La mattina successiva, comunque, egli venne tratto in arresto dalla polizia che trovò anche diverse prove del delitto tra cui corda, maglietta e pantaloni macchiati di sangue. Stavolta Cayetano confessò l’omicidio ed anche tutti gli altri delitti precedentemente commessi, provocando disgusto e stupore tra gli inquirenti presenti specie quando spiegò il piacere che provava mentre vedeva le proprie vittime agonizzanti.
Il 4 gennaio 1913 Cayetano Godino venne ricoverato in un manicomio criminale, dove in altre occasioni manifestò istinti omicidi tentando di uccidere alcuni detenuti. Il giudice incaricato del processo lo fece sottoporre a perizia psichiatrica da parte di diversi specialisti che concordarono nel definirlo “alienato e perverso, degenerato mentale con caratteri di ereditarietà, irresponsabile dei suoi atti e senza speranza di recupero”. In considerazione di ciò il giudice si oriento verso l’assoluzione del Godino disponendo nel contempo che venisse internato a vita in manicomio.
Questa sentenza venne confermata anche in appello, ma la Cassazioneribaltò il verdetto e, ritenendolo capace di intendere e di volere, lo condannò alla pena dell’ergastolo.
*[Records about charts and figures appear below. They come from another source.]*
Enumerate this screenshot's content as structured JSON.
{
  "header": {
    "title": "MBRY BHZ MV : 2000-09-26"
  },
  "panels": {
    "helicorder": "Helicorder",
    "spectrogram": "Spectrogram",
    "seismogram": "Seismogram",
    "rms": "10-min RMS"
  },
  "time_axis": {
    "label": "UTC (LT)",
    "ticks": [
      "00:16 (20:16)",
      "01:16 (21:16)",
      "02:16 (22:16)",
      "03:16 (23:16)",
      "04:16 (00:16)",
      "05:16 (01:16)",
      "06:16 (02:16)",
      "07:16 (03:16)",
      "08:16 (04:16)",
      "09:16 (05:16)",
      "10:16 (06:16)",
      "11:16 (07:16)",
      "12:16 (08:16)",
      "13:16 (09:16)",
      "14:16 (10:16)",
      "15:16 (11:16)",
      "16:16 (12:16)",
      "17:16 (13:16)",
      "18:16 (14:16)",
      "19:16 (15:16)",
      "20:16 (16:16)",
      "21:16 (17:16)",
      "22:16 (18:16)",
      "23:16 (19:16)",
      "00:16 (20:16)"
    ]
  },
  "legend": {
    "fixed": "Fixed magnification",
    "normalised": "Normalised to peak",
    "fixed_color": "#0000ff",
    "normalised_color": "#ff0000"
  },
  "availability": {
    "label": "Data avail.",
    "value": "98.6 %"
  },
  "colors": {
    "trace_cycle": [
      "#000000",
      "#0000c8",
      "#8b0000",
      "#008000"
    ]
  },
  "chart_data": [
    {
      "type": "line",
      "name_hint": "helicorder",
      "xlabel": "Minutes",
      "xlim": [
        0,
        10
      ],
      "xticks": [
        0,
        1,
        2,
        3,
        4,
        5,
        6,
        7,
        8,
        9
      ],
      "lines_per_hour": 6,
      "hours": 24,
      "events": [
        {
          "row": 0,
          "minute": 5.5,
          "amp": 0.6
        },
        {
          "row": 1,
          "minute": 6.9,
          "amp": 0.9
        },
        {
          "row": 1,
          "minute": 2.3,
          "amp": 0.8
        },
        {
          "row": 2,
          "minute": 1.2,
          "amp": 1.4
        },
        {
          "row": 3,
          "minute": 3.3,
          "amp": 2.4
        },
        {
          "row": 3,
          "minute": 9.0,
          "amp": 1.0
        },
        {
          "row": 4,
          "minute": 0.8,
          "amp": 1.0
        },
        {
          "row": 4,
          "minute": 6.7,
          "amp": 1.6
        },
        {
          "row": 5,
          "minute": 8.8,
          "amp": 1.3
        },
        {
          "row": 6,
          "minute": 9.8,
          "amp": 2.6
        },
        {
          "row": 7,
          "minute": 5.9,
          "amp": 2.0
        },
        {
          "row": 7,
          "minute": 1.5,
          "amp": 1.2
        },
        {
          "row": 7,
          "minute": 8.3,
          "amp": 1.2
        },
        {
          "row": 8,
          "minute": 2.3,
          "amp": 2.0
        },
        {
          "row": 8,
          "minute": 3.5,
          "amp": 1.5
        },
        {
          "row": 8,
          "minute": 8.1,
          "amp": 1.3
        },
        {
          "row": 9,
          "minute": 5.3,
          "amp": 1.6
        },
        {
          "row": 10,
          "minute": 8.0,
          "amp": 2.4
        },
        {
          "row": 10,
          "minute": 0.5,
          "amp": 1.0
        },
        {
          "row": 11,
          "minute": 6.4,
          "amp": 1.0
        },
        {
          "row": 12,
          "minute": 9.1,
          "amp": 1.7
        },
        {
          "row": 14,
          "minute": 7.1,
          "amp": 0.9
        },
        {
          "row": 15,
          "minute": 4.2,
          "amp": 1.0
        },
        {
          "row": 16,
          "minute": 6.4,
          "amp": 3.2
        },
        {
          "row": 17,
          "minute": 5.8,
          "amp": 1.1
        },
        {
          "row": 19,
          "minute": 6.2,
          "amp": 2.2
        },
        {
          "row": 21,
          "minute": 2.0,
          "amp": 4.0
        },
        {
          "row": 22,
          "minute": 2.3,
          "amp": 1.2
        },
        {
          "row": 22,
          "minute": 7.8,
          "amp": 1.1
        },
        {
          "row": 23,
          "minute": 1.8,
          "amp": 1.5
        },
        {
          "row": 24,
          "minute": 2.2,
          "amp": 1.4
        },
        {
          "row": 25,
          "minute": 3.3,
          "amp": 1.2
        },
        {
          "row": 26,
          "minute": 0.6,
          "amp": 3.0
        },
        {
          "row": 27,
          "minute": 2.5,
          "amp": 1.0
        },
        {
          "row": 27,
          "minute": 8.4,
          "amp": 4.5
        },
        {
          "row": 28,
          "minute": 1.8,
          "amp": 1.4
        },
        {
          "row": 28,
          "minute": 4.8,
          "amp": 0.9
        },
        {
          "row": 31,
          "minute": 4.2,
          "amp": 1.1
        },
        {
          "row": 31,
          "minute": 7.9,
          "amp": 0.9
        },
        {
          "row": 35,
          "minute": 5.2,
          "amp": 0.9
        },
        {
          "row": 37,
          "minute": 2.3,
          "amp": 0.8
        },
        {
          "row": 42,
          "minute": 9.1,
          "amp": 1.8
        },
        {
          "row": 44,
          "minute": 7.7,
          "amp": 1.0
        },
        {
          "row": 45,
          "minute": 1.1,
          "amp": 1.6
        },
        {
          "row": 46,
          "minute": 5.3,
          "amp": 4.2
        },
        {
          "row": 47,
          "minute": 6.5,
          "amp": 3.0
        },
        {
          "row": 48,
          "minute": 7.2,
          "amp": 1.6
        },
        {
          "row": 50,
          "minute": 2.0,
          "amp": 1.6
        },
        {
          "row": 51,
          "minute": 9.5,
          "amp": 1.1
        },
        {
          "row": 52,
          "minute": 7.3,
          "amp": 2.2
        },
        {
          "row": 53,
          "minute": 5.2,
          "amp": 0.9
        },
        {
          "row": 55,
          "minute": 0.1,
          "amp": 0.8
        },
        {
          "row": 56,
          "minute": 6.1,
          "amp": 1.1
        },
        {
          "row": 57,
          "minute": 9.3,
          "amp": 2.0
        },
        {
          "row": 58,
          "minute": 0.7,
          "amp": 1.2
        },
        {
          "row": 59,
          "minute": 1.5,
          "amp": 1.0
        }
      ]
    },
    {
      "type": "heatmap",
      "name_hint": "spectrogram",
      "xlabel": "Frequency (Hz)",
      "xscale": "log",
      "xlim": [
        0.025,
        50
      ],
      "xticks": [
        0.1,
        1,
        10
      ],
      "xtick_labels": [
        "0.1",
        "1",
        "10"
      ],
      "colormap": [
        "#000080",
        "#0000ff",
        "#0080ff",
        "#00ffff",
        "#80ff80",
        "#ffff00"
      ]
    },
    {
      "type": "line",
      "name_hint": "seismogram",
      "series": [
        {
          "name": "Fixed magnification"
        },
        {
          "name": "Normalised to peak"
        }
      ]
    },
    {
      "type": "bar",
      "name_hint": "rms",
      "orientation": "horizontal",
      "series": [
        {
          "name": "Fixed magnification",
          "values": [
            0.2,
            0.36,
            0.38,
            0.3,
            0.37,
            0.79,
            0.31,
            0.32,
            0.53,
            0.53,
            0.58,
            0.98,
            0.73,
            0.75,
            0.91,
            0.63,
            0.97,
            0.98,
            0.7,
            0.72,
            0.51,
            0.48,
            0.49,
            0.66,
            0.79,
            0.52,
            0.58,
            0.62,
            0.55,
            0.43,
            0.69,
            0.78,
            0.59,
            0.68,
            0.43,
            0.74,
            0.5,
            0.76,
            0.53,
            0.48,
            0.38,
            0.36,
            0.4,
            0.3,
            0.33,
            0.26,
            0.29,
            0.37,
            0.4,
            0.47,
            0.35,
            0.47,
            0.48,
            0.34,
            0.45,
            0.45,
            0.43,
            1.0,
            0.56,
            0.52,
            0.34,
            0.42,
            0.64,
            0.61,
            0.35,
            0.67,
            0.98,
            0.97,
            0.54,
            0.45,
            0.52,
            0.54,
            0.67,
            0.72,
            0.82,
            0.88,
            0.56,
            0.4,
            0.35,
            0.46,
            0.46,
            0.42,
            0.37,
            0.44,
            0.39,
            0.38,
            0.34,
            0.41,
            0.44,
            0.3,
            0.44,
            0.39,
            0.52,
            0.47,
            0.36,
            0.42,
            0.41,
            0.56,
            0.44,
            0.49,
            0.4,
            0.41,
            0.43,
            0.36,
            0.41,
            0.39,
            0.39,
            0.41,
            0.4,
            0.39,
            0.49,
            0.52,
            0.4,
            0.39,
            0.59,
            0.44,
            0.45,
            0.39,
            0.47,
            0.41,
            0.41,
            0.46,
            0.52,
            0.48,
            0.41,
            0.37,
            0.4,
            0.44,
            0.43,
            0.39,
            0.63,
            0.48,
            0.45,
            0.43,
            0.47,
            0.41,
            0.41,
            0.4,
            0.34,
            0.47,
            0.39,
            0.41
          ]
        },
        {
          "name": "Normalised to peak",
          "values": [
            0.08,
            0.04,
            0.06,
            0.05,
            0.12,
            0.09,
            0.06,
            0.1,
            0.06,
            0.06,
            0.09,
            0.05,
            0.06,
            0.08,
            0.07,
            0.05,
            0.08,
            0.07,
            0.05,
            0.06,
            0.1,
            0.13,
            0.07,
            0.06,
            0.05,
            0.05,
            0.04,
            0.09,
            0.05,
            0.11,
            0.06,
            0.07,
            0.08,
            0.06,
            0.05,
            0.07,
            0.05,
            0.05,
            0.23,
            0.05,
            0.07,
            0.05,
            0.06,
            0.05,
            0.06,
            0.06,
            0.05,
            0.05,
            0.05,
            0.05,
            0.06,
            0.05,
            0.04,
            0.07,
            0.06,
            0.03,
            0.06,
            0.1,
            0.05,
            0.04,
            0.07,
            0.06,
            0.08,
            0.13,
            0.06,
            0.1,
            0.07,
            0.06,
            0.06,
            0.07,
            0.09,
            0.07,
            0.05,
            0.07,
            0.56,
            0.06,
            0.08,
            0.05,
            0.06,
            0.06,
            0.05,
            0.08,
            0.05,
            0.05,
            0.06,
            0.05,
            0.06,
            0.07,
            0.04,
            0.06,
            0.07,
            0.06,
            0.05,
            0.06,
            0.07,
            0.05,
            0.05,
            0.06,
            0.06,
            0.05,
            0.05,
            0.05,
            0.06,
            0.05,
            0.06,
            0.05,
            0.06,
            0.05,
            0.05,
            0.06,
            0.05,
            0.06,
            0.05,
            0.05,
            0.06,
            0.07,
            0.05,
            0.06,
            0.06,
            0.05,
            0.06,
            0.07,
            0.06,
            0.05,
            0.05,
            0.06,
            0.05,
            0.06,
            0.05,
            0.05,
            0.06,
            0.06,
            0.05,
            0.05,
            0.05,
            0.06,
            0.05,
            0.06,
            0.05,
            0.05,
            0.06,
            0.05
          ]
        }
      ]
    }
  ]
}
Trasferito nel Penitenziario Nazionale a novembre del 1915, Godino nel tempo imparò a leggere e scrivere.
Nel 1923 fu trasferito nella prigione di Ushuaia (il cosiddetto “carcere della fine del mondo”) dove venne sistemato nella cella numero 90. Dieci anni dopo, intervistato da un famoso giornalista dell’epoca, raccontò di essere da poco uscito dall’ospedale del carcere, dove si era dovuto ricoverare per curarsi dalle botte ricevute dagli altri detenuti dopo che lui aveva ucciso senza pietà alcuni gattini che erano considerati le mascotte el carcere. Da quel momento Cayetano mantenne una condotta esemplare.
Ammalatosi seriamente nel 1935, Godino morì il 15 novembre 1944, a causa di una emorragia interna, forse causata dall’ulcera gastroduodenale che lo tormentava, ma la vera causa della sua morte non è stata mai chiarita. Trascorse gli anni in prigione abbandonato da tutti. Perse i contatti con la famiglia, che forse ad un certo punto rientrò in Italia senza che lui ne sapesse nulla.
 Il “carcere della fine del mondo” venne definitivamente chiuso nel 1947, ma nel piccolo cimitero vicino le ossa del “Bassetto orecchione” non vennero mai trovate.